Des innocents avaient passé plusieurs années derrière les barreaux sur la base de faux procès-verbaux de police

L’affaire fait la Une de la presse dominante à la fin de l’année 2016 : des policiers avaient été blessés à Viry-Chatillon, en banlieue parisienne. Les «attaquants» présumés avaient été jugés dans le cadre de procès expéditifs, et sur fond de surenchère médiatique. À l’époque déjà, la classe politique réclamait des peines exemplaires, les syndicats policiers d’extrême droite organisaient des manifestations : il «fallait» des coupables. Plusieurs jeunes avaient été placés en détention préventive puis avaient pris de très lourdes peines de prison malgré un dossier vide.
En réalité ces jeunes, incarcérés alors qu’ils étaient parfois mineurs, étaient accusés à tort d’avoir attaqué une voiture de police au cocktail Molotov, sur la base de faux procès-verbaux, d’intimidations et de mensonges policiers. Ils avaient été arrêtés au hasard, des policiers leur avaient extorqué des aveux trafiqués avec la complicité d’avocats véreux. Ils sont ainsi condamnés et emprisonnés à tort pendant plusieurs années, avant d’être enfin innocentés et libérés en 2021. «Certains avaient à peine 15 ans quand ils ont été incarcérés, restant jusqu’à quatre années en détention provisoire».
Prenons l’exemple de Foued : il est arrêté en 2017 alors qu’il a tout juste 18 ans, et il est conduit au commissariat où il subit plus de huit heures d’auditions, durant lesquelles il clame son innocence. Rien n’y fait, il est mis en examen pour «tentative de meurtre aggravée sur personnes dépositaire de l’autorité publique, commise en bande organisée». Il est conduit sans procès à la prison de Fleury-Mérogis. Son jugement interviendra deux ans plus tard : 18 ans de réclusion criminelle, un véritable cauchemar. En 2021, en appel, il est finalement acquitté après 4 ans et trois mois d’emprisonnement indignes. Une enquête de Médiapart révélera que les «enquêteurs ont rédigé des procès-verbaux truqués, ne correspondant pas aux déclarations de plusieurs mis en cause et d’un témoin central» et que les policiers ont usés de techniques d’intimidation et de violences verbales lors de leurs interrogatoires. Et un avocat complice des policiers conseillait même aux jeunes placés de garde à vue d’avouer des faits qu’ils n’avaient même pas commis !

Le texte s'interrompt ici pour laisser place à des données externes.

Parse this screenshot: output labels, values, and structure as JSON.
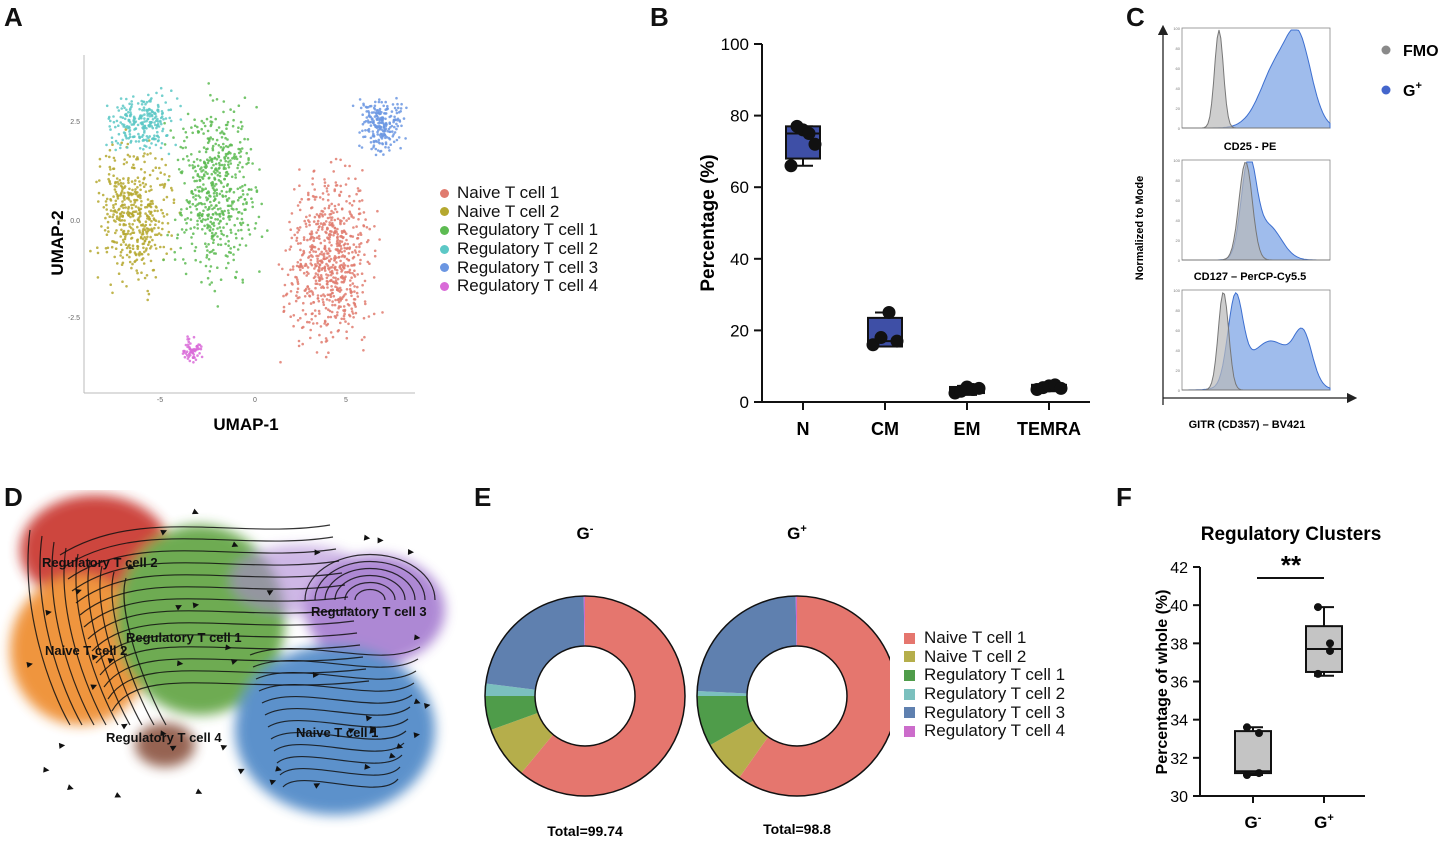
{
  "panels": {
    "A": "A",
    "B": "B",
    "C": "C",
    "D": "D",
    "E": "E",
    "F": "F"
  },
  "chart_data": [
    {
      "panel": "A",
      "type": "scatter",
      "title": "",
      "xlabel": "UMAP-1",
      "ylabel": "UMAP-2",
      "xticks": [
        "-5",
        "0",
        "5"
      ],
      "yticks": [
        "2.5",
        "0.0",
        "-2.5"
      ],
      "legend_position": "right",
      "series": [
        {
          "name": "Naive T cell 1",
          "color": "#E07B6F",
          "cx": 3.8,
          "cy": -1.0,
          "rx": 3.0,
          "ry": 3.0,
          "n": 700
        },
        {
          "name": "Naive T cell 2",
          "color": "#B5A82F",
          "cx": -6.2,
          "cy": 0.2,
          "rx": 2.6,
          "ry": 2.4,
          "n": 450
        },
        {
          "name": "Regulatory T cell 1",
          "color": "#5DBB52",
          "cx": -2.0,
          "cy": 0.8,
          "rx": 3.0,
          "ry": 3.2,
          "n": 550
        },
        {
          "name": "Regulatory T cell 2",
          "color": "#5CC8C6",
          "cx": -5.8,
          "cy": 2.6,
          "rx": 2.4,
          "ry": 1.0,
          "n": 250
        },
        {
          "name": "Regulatory T cell 3",
          "color": "#6B96E2",
          "cx": 6.5,
          "cy": 2.5,
          "rx": 1.6,
          "ry": 1.0,
          "n": 220
        },
        {
          "name": "Regulatory T cell 4",
          "color": "#D96BD8",
          "cx": -3.2,
          "cy": -3.3,
          "rx": 0.6,
          "ry": 0.5,
          "n": 60
        }
      ]
    },
    {
      "panel": "B",
      "type": "box",
      "xlabel": "",
      "ylabel": "Percentage (%)",
      "ylim": [
        0,
        100
      ],
      "yticks": [
        0,
        20,
        40,
        60,
        80,
        100
      ],
      "categories": [
        "N",
        "CM",
        "EM",
        "TEMRA"
      ],
      "boxes": [
        {
          "min": 66,
          "q1": 68,
          "median": 75,
          "q3": 77,
          "max": 77,
          "points": [
            66,
            77,
            76,
            75,
            72
          ]
        },
        {
          "min": 15.5,
          "q1": 15.5,
          "median": 17,
          "q3": 23.5,
          "max": 25,
          "points": [
            16,
            18,
            25,
            17
          ]
        },
        {
          "min": 2,
          "q1": 2.5,
          "median": 3.2,
          "q3": 4.2,
          "max": 4.5,
          "points": [
            2.5,
            3,
            4.2,
            3.5,
            3.8
          ]
        },
        {
          "min": 3,
          "q1": 3.3,
          "median": 4,
          "q3": 4.8,
          "max": 5,
          "points": [
            3.5,
            4,
            4.5,
            4.8,
            3.8
          ]
        }
      ],
      "color": "#3E4FA6"
    },
    {
      "panel": "C",
      "type": "histogram",
      "ylabel": "Normalized to Mode",
      "xlabel": "GITR (CD357) – BV421",
      "legend": [
        {
          "name": "FMO",
          "color": "#8a8a8a"
        },
        {
          "name": "G",
          "sup": "+",
          "color": "#4466cc"
        }
      ],
      "subpanels": [
        {
          "label": "CD25 - PE",
          "yticks": [
            "100",
            "80",
            "60",
            "40",
            "20",
            "0"
          ]
        },
        {
          "label": "CD127 – PerCP-Cy5.5",
          "yticks": [
            "100",
            "80",
            "60",
            "40",
            "20",
            "0"
          ]
        },
        {
          "label": "",
          "yticks": [
            "100",
            "80",
            "60",
            "40",
            "20",
            "0"
          ]
        }
      ]
    },
    {
      "panel": "D",
      "type": "scatter",
      "title": "",
      "cluster_labels": [
        {
          "name": "Regulatory T cell 2",
          "color": "#C8302C"
        },
        {
          "name": "Naive T cell 2",
          "color": "#EE8A2C"
        },
        {
          "name": "Regulatory T cell 1",
          "color": "#5FA33F"
        },
        {
          "name": "Regulatory T cell 3",
          "color": "#A57BD0"
        },
        {
          "name": "Regulatory T cell 4",
          "color": "#8B5240"
        },
        {
          "name": "Naive T cell 1",
          "color": "#4C86C6"
        }
      ]
    },
    {
      "panel": "E",
      "type": "pie",
      "categories": [
        "Naive T cell 1",
        "Naive T cell 2",
        "Regulatory T cell 1",
        "Regulatory T cell 2",
        "Regulatory T cell 3",
        "Regulatory T cell 4"
      ],
      "colors": [
        "#E5766E",
        "#B5AE4B",
        "#4F9C4A",
        "#7BC0BE",
        "#5F80AF",
        "#CC6CCB"
      ],
      "series": [
        {
          "name": "G",
          "sup": "-",
          "values": [
            61.0,
            8.5,
            5.5,
            2.0,
            22.8,
            0.2
          ],
          "total": "Total=99.74"
        },
        {
          "name": "G",
          "sup": "+",
          "values": [
            59.8,
            7.0,
            8.2,
            0.8,
            24.0,
            0.2
          ],
          "total": "Total=98.8"
        }
      ]
    },
    {
      "panel": "F",
      "type": "box",
      "title": "Regulatory Clusters",
      "ylabel": "Percentage of whole (%)",
      "ylim": [
        30,
        42
      ],
      "yticks": [
        30,
        32,
        34,
        36,
        38,
        40,
        42
      ],
      "categories": [
        {
          "name": "G",
          "sup": "-"
        },
        {
          "name": "G",
          "sup": "+"
        }
      ],
      "boxes": [
        {
          "min": 31.1,
          "q1": 31.2,
          "median": 31.3,
          "q3": 33.4,
          "max": 33.6,
          "points": [
            33.6,
            33.3,
            31.1,
            31.2
          ]
        },
        {
          "min": 36.3,
          "q1": 36.5,
          "median": 37.7,
          "q3": 38.9,
          "max": 39.9,
          "points": [
            39.9,
            38.0,
            36.4,
            37.6
          ]
        }
      ],
      "significance": "**",
      "color": "#c4c4c4"
    }
  ]
}
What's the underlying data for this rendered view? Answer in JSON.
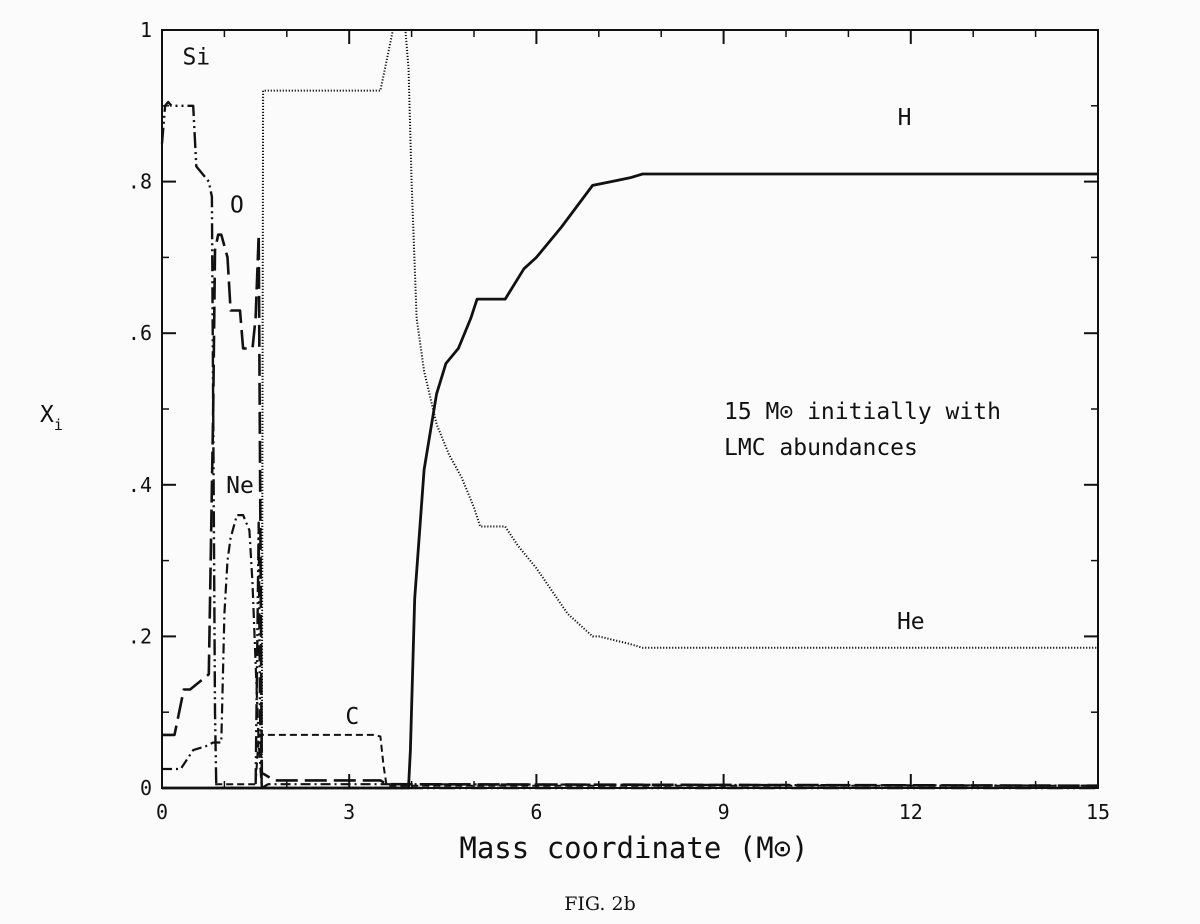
{
  "chart_data": {
    "type": "line",
    "xlabel": "Mass coordinate (M⊙)",
    "ylabel": "X",
    "ylabel_sub": "i",
    "xlim": [
      0,
      15
    ],
    "ylim": [
      0,
      1
    ],
    "x_ticks": [
      0,
      3,
      6,
      9,
      12,
      15
    ],
    "x_tick_labels": [
      "0",
      "3",
      "6",
      "9",
      "12",
      "15"
    ],
    "y_ticks": [
      0,
      0.2,
      0.4,
      0.6,
      0.8,
      1
    ],
    "y_tick_labels": [
      "0",
      ".2",
      ".4",
      ".6",
      ".8",
      "1"
    ],
    "grid": false,
    "annotation_lines": [
      "15 M⊙ initially with",
      "LMC abundances"
    ],
    "caption": "FIG. 2b",
    "series": [
      {
        "name": "H",
        "label_at": [
          11.9,
          0.885
        ],
        "style": "solid",
        "x": [
          0,
          3.95,
          3.98,
          4.05,
          4.2,
          4.4,
          4.55,
          4.75,
          4.95,
          5.05,
          5.5,
          5.8,
          6.0,
          6.4,
          6.9,
          7.2,
          7.5,
          7.7,
          10,
          15
        ],
        "y": [
          0,
          0,
          0.05,
          0.25,
          0.42,
          0.52,
          0.56,
          0.58,
          0.62,
          0.645,
          0.645,
          0.685,
          0.7,
          0.74,
          0.795,
          0.8,
          0.805,
          0.81,
          0.81,
          0.81
        ]
      },
      {
        "name": "He",
        "label_at": [
          12.0,
          0.22
        ],
        "style": "dotted",
        "x": [
          1.6,
          1.62,
          3.5,
          3.65,
          3.7,
          3.9,
          3.95,
          4.0,
          4.08,
          4.2,
          4.4,
          4.6,
          4.8,
          5.0,
          5.1,
          5.5,
          5.7,
          6.0,
          6.5,
          6.9,
          7.0,
          7.5,
          7.7,
          10,
          15
        ],
        "y": [
          0.0,
          0.92,
          0.92,
          0.98,
          1.0,
          1.0,
          0.95,
          0.8,
          0.62,
          0.55,
          0.48,
          0.44,
          0.41,
          0.37,
          0.345,
          0.345,
          0.32,
          0.29,
          0.23,
          0.2,
          0.2,
          0.19,
          0.185,
          0.185,
          0.185
        ]
      },
      {
        "name": "C",
        "label_at": [
          3.05,
          0.095
        ],
        "style": "short-dash",
        "x": [
          0,
          0.8,
          0.85,
          1.5,
          1.55,
          1.6,
          3.4,
          3.5,
          3.55,
          3.6,
          15
        ],
        "y": [
          0,
          0,
          0.005,
          0.005,
          0.07,
          0.07,
          0.07,
          0.068,
          0.03,
          0.003,
          0.003
        ]
      },
      {
        "name": "O",
        "label_at": [
          1.2,
          0.77
        ],
        "style": "long-dash",
        "x": [
          0,
          0.2,
          0.35,
          0.45,
          0.75,
          0.82,
          0.85,
          0.9,
          0.95,
          1.05,
          1.1,
          1.25,
          1.3,
          1.45,
          1.5,
          1.55,
          1.6,
          1.8,
          3.5,
          3.6,
          15
        ],
        "y": [
          0.07,
          0.07,
          0.13,
          0.13,
          0.15,
          0.5,
          0.71,
          0.73,
          0.73,
          0.7,
          0.63,
          0.63,
          0.58,
          0.58,
          0.62,
          0.73,
          0.02,
          0.01,
          0.01,
          0.005,
          0.003
        ]
      },
      {
        "name": "Ne",
        "label_at": [
          1.25,
          0.4
        ],
        "style": "dash-dot",
        "x": [
          0,
          0.3,
          0.5,
          0.7,
          0.82,
          0.88,
          0.95,
          1.0,
          1.05,
          1.1,
          1.2,
          1.3,
          1.4,
          1.45,
          1.55,
          1.6,
          1.7,
          3.6,
          15
        ],
        "y": [
          0.025,
          0.025,
          0.05,
          0.055,
          0.06,
          0.06,
          0.06,
          0.23,
          0.3,
          0.33,
          0.36,
          0.36,
          0.34,
          0.27,
          0.06,
          0.0,
          0.005,
          0.005,
          0.003
        ]
      },
      {
        "name": "Si",
        "label_at": [
          0.55,
          0.965
        ],
        "style": "dash-double-dot",
        "x": [
          0,
          0.05,
          0.1,
          0.15,
          0.2,
          0.5,
          0.55,
          0.75,
          0.8,
          0.85,
          0.87,
          0.95,
          1.0,
          1.45,
          1.5,
          1.55,
          1.57,
          1.6,
          15
        ],
        "y": [
          0.85,
          0.9,
          0.905,
          0.9,
          0.9,
          0.9,
          0.82,
          0.8,
          0.78,
          0.1,
          0.0,
          0.0,
          0.0,
          0.0,
          0.0,
          0.35,
          0.1,
          0.0,
          0.0
        ]
      }
    ]
  }
}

Finalement, début juin 2023, la Cour d’appel de Paris accorde aux jeunes condamnés à tort le droit d’être indemnisés pour avoir été incarcérés alors qu’ils étaient reconnus innocents. Des indemnisations qui vont de «25.000 à 150.000 euros en réparation du préjudice moral et entre 13.000 et 94.000 euros en compensation du préjudice matériel». Une somme ridicule comparée aux années de vie volées par la justice et des policiers mythomanes.
Mais qu’en est-il des agents qui avaient produit les faux procès-verbaux pour incriminer les jeunes de la banlieue de Grigny ? Suite au fiasco majeur de cette affaire, ils ont quand même été visés par une information judiciaire. Celle-ci avaient été «ouverte pour faux en écriture publique, violences volontaires et escroquerie au jugement, avec la circonstance aggravante qu’ils ont été commis par des personnes dépositaires de l’autorité publique» comme le précise Mediapart. L’enquête a duré 4 ans.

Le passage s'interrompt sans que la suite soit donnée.